Tbf you see this sorta stuff all the time. Especially when you see new engines being shown off but the hot
Horsepower needed is usually ridiculous. Its only a real innovation when its delevoped where devs can make use of it and dosnt cause a massive performance hit. As generally speaking a lot have mid ranged systems and it can make fps tank which kinda ruins things. So as long as this dosnt take a massive hit on performance then lll consider it innovation.
I used to turn godrays off in fallout for example because the performance hit was not worth the little iq it added.
 
I'd much prefer this done in engine, like Source games with Havok. I even turned all the gameworks stuff off in Killing Floor 2 because of the poor performance.
 
Alpha effects have always been the biggest bandwidth sapping, frame rate killing effects in games.

Yup, in the Division when there's a Contam Event and loooooooots of fire and explosions going on my fps still tank! Usually a solid 75 running 3840x1600@Ultra though so I can't complain too much.... :cool:

And it looks fantastic too :D
 
Voxel-based effects are incredibly costly. But super cool.
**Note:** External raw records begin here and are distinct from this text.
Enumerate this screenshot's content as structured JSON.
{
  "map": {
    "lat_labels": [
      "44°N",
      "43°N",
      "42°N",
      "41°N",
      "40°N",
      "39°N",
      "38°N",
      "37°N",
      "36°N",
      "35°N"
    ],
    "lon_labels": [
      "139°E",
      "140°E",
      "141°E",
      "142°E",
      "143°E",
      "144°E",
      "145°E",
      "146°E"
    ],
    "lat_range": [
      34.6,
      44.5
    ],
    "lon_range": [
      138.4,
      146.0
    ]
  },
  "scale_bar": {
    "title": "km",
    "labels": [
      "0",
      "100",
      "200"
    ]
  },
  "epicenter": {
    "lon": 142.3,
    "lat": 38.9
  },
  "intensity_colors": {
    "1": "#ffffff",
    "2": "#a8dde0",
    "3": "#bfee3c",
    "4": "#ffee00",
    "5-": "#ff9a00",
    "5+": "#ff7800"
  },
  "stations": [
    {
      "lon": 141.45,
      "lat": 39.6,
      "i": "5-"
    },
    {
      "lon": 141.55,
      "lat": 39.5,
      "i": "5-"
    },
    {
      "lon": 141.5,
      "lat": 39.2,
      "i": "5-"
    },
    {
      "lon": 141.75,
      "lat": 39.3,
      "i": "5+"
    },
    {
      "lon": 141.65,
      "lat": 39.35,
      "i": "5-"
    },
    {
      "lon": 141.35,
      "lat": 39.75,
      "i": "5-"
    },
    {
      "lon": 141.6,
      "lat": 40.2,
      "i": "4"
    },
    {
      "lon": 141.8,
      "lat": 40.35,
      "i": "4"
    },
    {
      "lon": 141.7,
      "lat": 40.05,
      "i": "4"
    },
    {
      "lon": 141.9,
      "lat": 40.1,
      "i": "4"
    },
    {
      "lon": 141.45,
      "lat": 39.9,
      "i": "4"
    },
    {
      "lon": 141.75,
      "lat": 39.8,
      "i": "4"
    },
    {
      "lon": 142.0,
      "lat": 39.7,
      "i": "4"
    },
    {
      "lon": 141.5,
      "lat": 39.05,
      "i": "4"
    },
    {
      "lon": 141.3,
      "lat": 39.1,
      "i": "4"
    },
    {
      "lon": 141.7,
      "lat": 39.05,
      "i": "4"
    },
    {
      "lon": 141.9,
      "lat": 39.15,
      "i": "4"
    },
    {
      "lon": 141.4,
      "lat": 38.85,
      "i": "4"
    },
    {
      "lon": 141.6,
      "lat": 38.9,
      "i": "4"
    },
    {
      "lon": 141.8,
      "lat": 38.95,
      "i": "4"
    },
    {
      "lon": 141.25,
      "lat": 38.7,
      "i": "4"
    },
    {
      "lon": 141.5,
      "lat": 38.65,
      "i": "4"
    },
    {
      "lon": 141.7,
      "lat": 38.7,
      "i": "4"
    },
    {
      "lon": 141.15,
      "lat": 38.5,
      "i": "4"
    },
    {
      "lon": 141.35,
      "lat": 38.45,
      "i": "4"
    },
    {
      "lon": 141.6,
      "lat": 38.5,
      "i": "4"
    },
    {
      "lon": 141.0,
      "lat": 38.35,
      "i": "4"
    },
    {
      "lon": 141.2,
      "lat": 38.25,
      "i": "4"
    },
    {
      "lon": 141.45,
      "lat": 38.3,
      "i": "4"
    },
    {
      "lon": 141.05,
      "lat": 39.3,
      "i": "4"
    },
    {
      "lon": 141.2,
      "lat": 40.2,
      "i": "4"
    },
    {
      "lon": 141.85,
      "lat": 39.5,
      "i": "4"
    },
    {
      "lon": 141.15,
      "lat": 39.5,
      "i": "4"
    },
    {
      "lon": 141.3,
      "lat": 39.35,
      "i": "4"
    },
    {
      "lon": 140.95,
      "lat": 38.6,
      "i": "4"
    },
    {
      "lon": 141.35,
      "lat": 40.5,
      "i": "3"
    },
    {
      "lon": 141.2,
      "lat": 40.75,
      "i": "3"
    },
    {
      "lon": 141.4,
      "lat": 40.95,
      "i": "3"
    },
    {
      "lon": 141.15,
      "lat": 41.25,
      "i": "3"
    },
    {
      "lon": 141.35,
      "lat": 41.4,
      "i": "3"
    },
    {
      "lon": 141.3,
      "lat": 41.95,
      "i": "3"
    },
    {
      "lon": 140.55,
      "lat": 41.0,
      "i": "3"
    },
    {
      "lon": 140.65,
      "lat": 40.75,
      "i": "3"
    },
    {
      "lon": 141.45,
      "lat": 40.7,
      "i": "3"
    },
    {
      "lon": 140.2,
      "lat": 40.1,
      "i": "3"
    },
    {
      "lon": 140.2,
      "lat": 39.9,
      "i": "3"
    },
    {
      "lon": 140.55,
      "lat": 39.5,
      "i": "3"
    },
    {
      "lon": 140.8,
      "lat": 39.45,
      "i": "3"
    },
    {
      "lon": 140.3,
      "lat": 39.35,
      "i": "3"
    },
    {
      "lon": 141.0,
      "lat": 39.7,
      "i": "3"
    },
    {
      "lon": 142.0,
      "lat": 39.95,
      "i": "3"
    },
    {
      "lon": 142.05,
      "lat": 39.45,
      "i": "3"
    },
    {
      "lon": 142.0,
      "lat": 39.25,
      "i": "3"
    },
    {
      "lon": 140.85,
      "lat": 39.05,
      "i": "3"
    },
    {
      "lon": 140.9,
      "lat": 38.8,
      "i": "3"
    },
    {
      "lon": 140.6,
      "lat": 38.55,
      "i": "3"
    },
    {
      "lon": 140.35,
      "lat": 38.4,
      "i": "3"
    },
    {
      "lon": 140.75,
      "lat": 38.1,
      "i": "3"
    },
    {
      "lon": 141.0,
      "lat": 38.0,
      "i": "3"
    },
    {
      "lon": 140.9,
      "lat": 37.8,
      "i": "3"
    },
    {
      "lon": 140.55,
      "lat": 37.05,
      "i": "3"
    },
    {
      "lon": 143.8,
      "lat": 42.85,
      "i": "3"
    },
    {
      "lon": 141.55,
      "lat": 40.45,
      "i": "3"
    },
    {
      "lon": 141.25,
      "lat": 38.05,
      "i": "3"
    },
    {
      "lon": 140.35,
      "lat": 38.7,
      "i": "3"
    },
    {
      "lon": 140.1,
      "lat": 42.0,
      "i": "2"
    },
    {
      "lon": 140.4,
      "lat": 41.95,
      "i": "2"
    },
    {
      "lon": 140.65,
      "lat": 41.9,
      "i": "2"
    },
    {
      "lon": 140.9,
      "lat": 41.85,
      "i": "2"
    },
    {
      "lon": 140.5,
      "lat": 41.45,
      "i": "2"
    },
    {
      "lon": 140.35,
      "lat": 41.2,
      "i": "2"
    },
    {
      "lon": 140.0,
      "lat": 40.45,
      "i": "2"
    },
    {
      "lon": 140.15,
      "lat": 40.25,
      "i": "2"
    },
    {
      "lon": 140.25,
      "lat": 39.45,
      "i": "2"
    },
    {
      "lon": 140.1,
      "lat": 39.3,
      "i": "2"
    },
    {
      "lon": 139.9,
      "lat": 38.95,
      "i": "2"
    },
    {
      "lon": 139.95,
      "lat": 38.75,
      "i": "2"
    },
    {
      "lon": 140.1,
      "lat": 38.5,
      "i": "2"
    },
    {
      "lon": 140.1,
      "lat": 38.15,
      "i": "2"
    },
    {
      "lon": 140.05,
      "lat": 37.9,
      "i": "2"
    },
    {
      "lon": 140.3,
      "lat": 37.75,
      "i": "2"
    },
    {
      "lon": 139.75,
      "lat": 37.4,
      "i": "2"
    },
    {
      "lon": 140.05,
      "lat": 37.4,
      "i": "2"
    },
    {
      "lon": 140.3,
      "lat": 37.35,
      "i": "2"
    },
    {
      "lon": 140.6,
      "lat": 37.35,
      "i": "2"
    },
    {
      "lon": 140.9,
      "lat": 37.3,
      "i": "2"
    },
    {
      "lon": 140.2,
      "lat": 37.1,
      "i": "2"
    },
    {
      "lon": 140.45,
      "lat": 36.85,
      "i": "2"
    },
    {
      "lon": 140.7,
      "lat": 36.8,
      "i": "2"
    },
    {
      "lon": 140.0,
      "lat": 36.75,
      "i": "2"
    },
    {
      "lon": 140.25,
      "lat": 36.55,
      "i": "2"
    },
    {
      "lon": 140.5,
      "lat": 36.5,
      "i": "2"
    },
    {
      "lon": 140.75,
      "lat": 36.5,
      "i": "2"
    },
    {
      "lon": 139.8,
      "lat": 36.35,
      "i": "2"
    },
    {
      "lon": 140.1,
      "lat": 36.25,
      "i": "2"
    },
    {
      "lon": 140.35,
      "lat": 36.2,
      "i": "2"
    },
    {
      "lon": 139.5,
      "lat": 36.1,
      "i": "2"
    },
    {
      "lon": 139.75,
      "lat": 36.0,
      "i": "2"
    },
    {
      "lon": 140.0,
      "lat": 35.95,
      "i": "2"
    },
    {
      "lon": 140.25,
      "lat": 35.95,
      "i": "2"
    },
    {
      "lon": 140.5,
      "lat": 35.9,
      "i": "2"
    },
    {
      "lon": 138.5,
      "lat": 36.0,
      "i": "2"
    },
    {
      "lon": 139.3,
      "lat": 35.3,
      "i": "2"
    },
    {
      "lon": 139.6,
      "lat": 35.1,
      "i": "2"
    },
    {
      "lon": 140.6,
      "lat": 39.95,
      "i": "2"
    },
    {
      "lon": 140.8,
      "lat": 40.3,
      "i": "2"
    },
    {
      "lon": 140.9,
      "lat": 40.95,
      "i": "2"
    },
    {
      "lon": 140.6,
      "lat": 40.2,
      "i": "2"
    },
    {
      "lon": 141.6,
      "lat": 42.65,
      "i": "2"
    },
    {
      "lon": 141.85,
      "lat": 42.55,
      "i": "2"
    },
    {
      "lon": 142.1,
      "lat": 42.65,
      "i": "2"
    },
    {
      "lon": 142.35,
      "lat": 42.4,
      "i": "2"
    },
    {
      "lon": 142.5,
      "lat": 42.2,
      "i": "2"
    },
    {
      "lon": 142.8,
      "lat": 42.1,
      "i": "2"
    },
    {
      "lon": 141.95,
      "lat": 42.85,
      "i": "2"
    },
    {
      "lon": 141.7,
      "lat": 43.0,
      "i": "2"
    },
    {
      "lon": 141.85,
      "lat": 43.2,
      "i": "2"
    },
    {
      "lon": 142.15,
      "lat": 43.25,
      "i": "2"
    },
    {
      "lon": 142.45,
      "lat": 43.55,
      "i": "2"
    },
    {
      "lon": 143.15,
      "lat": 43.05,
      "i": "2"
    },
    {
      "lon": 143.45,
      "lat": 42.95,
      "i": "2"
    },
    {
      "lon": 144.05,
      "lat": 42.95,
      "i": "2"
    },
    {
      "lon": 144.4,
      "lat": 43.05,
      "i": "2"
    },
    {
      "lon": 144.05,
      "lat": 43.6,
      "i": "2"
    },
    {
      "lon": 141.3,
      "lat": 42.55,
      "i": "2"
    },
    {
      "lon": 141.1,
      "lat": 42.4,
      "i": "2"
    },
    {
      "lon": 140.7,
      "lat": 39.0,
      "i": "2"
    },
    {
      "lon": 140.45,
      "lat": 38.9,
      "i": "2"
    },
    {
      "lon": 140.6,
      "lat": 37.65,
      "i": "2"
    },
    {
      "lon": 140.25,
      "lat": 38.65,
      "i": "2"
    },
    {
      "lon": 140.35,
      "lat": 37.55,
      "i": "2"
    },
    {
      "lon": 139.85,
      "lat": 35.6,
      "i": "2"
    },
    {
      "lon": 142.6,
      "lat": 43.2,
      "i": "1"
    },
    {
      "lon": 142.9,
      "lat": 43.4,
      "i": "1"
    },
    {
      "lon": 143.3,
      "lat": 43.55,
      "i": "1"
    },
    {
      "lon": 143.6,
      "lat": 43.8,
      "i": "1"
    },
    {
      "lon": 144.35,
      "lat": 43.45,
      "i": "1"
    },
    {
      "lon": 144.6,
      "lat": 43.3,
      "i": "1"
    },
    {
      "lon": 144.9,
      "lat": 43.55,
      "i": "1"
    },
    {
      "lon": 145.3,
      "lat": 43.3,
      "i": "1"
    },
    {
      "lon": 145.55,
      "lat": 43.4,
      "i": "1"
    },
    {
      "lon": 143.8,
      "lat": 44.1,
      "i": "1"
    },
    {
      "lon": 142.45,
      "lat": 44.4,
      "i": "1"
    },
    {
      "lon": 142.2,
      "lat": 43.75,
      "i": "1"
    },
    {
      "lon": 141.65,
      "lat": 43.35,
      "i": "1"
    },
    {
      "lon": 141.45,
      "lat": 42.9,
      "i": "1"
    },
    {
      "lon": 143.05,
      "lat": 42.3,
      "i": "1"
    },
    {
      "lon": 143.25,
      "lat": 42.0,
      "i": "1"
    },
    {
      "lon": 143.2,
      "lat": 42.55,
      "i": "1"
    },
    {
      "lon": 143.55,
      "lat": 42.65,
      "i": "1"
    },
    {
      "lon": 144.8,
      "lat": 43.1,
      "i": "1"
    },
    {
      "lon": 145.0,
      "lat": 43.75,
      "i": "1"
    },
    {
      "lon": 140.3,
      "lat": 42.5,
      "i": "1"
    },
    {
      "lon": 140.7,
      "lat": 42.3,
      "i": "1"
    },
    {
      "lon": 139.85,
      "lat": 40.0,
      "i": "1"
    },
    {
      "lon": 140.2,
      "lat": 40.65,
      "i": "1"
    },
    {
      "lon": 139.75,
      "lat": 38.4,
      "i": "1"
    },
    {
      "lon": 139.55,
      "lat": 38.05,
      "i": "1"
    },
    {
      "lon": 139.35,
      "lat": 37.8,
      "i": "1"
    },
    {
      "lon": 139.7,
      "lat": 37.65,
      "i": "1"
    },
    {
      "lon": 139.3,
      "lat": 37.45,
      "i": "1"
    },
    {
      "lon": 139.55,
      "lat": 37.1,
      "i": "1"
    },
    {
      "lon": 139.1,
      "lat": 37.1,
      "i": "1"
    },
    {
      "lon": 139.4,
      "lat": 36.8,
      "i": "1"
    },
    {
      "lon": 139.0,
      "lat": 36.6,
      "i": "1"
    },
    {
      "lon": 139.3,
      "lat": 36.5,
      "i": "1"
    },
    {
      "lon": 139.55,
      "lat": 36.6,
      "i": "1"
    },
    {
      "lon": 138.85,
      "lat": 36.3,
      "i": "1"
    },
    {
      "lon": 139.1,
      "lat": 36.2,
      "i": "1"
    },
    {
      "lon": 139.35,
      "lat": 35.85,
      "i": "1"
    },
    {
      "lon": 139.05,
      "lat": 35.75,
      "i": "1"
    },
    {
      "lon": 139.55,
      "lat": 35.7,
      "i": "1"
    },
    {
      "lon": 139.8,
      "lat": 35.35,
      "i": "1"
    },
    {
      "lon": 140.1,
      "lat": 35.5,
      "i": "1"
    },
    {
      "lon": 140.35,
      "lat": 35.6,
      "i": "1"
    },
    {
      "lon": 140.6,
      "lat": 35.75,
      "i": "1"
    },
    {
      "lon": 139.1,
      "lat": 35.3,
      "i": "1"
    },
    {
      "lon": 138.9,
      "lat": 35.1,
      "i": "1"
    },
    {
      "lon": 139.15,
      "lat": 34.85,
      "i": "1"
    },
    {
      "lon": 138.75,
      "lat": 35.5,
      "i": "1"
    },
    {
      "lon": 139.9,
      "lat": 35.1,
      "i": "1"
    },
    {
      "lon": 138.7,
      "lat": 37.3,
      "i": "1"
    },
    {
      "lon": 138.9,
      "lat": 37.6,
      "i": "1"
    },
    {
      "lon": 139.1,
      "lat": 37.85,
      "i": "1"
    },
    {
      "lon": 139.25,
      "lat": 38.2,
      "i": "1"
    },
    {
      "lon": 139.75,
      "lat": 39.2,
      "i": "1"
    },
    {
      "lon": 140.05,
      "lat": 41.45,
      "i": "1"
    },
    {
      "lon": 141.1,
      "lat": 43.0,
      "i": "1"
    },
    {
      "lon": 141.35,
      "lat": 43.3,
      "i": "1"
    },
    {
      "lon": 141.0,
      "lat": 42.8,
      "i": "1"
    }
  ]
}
Should Moore's Law not completely stall out in the near future, I think voxel-based graphics will become very popular for pushing advanced visuals with complex physics.
 
Are AMD able to do Voxel or is this Nvidia only?

Nothing stopping anyone using sparse voxel octrees in their game - though when used for a rendering effect fully optimised on a hardware vendor basis I believe nVidia has some acceleration available at hardware level that helps (its likely the changes in Vega will include similar).

AMD's typically wide architecture kind of naturally works well with that kind of stuff but I don't believe they've paid any attention to that type of use specifically.
 
Well there is a big step from the basic mechanics through to actually using it for something like in this case fire rendering.
 
So really Nvidia putting the word GameWorks next to it is a bit misleading then?
What do you mean? Gamesworks is just a collection of graphical effects that developers can incorporate freeing up resources. Most games works effects have always run on AMD hardware
 
What do you mean? Gamesworks is just a collection of graphical effects that developers can incorporate freeing up resources. Most games works effects have always run on AMD hardware

Ignore me. I was getting two things mixed up. I asked a question about Voxel and then replied talking about Gameworks in context of this fire demo.